People are Watching

My lord the king, the eyes of all Israel are on you, to tell them who will sit
on the throne of my lord the king after him.

If you do not act, my son Solomon and I will be treated as criminals
as soon as my lord the king has died.”
~1  KINGS 1:20 (HSCB), 21 (NLT)
 

Does it bother you, that in this information age, everyone seems to be gathering mountains of data on everything you do?  If you’re shopping for shoes online, next thing you know your computer says, “If you like that, then you may be interested in this.” Google, Amazon, Facebook¸and other online sources are busy tracking everything you say, like and do online.
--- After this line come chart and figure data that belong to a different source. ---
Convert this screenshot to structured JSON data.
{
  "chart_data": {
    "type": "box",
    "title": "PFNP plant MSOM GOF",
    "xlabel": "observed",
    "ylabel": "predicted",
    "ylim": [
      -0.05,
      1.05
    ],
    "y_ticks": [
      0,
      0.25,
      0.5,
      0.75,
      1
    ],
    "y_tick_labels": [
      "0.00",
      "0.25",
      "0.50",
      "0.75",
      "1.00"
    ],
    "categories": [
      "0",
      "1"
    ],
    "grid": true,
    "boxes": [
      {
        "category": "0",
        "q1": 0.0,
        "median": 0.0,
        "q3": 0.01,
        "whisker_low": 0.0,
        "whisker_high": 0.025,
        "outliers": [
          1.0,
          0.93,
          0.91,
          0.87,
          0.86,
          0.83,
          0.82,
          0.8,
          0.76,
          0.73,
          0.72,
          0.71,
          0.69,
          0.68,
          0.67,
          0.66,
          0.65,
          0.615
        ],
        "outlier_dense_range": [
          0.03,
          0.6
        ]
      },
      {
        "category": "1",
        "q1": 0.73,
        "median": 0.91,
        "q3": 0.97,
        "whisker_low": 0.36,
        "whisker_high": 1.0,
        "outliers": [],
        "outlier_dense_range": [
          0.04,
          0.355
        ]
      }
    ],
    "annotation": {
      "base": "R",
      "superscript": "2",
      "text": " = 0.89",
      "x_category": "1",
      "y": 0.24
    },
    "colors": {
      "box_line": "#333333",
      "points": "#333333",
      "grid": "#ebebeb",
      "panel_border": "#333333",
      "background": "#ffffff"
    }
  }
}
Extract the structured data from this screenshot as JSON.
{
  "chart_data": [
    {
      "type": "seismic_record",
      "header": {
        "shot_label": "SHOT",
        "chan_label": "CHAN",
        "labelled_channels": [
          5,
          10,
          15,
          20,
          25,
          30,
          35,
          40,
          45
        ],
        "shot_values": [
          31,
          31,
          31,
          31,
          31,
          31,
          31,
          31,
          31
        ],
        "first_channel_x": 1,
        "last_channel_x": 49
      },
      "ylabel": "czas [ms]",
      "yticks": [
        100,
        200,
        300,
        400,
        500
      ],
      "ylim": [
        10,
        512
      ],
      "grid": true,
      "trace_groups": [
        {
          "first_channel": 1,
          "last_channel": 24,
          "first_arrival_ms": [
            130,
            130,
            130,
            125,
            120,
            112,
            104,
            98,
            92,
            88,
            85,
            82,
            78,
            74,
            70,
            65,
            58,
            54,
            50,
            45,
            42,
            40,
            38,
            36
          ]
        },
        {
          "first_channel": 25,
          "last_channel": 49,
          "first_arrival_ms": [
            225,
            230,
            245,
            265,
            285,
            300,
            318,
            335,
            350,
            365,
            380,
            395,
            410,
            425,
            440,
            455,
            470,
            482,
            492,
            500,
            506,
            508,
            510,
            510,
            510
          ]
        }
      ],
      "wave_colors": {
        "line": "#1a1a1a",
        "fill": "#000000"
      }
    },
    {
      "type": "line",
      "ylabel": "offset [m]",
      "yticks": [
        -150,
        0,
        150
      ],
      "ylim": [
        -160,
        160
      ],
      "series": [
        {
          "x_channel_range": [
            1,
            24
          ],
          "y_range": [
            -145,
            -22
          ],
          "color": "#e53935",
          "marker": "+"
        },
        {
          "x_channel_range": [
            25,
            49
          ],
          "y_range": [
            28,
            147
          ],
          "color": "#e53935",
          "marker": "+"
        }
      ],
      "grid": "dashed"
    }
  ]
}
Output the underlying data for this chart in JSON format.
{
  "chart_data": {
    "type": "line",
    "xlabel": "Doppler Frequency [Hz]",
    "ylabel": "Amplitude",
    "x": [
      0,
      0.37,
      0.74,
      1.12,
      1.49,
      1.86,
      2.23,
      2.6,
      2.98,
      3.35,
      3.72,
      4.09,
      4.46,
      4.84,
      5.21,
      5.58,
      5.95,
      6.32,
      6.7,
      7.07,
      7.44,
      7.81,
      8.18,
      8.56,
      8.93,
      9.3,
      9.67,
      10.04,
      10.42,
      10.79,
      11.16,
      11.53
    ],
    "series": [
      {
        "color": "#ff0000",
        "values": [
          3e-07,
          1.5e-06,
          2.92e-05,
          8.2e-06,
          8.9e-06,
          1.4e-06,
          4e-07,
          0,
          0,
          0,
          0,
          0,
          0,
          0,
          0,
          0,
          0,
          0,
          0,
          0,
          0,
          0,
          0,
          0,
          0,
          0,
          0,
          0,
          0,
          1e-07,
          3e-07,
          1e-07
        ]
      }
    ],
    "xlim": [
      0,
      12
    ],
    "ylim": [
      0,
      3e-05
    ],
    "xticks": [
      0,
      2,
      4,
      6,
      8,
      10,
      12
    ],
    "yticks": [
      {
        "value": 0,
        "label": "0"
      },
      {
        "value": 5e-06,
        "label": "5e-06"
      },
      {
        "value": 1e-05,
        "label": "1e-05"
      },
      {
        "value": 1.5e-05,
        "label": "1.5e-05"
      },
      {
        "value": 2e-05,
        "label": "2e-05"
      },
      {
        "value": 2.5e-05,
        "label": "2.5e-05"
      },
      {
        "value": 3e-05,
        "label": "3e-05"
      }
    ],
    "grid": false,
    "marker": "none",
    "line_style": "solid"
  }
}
I found this just now online: Information about you, what you buy, where you go, even where you look is the oil that fuels the digital economy.”  It seems the eyes of the whole world are on you.

 

David was the godly, brilliant king who led Israel into its golden age.   He is the king Scripture always points to as the standard every other king would be measured by.  But in his later years, when his strength and energy were waning, things got a little sketchy.  He had promised long before that his son, Solomon, would sit on the throne after him.  But now that the time was at hand, David’s eldest son, Adonijah, was making a bid for the throne and was about to wreak havoc in the kingdom.  David seemed listless, complacent, or perhaps even impotent to circumvent what was brewing.

 

It was here that Bathsheba, Solomon’s mother, stepped in to let David know exactly what was going on and what was at stake.  David was the king.  The entire nation could sense the tension and was watching to see what the king would do.

 

Thankfully, David did rise to the occasion.  The coup was snuffed out and Solomon became king, but not before much damage was done and relationships irreparably fractured.  His hesitancy exacted from his family and the nation a pretty hefty price.

 

This is true of all those in leadership positions—especially in the church.  We should not be surprised that a skeptical and jaded world looks scrutinizingly at us.  In fact, we should expect it and welcome it.  It was our Lord Jesus who said, “Let your light shine before others, so that they may see your good works and give glory to your Father in heaven. (Matt. 5:16—ESV)

 

Peter tells us essentially the same thing:  “Be careful to live properly among your unbelieving neighbors.  Then even if they accuse you of doing wrong, they will see your honorable behavior, and they will give honor to God when He judges the world” (1 Peter 2:12—NLT).  The world is watching.

 

We need to be reminded continually, especially those of us who lead others (parents, teachers, elders, preachers, elder brothers, elder sisters, employers and manager, etc.), that people are watching.  They are always watching.  What we do, why and how we do it, really does matter.  Contrary to what we tend to think, it really is their business.  It is a key part of our testimony and influence for which we will be held accountable by God.

 

Never underestimate the influence God has granted you within the lives of others.  It is a divine trust.  Indecision in crucial moments or seasons is both costly and demoralizing to those who look to you for wisdom and direction.  We must always seek God’s face and will.  After that, we must fulfill our responsibility by acting within His will, bringing encouragement, hope, confidence and direction into the lives of those we lead.

 

God has called us to REACH HIGHER in leadership, wherever that may be.  It may be the church, the workplace or the home.  What you do matters.  How you do it matters.  The decisions you make matter.  People are watching.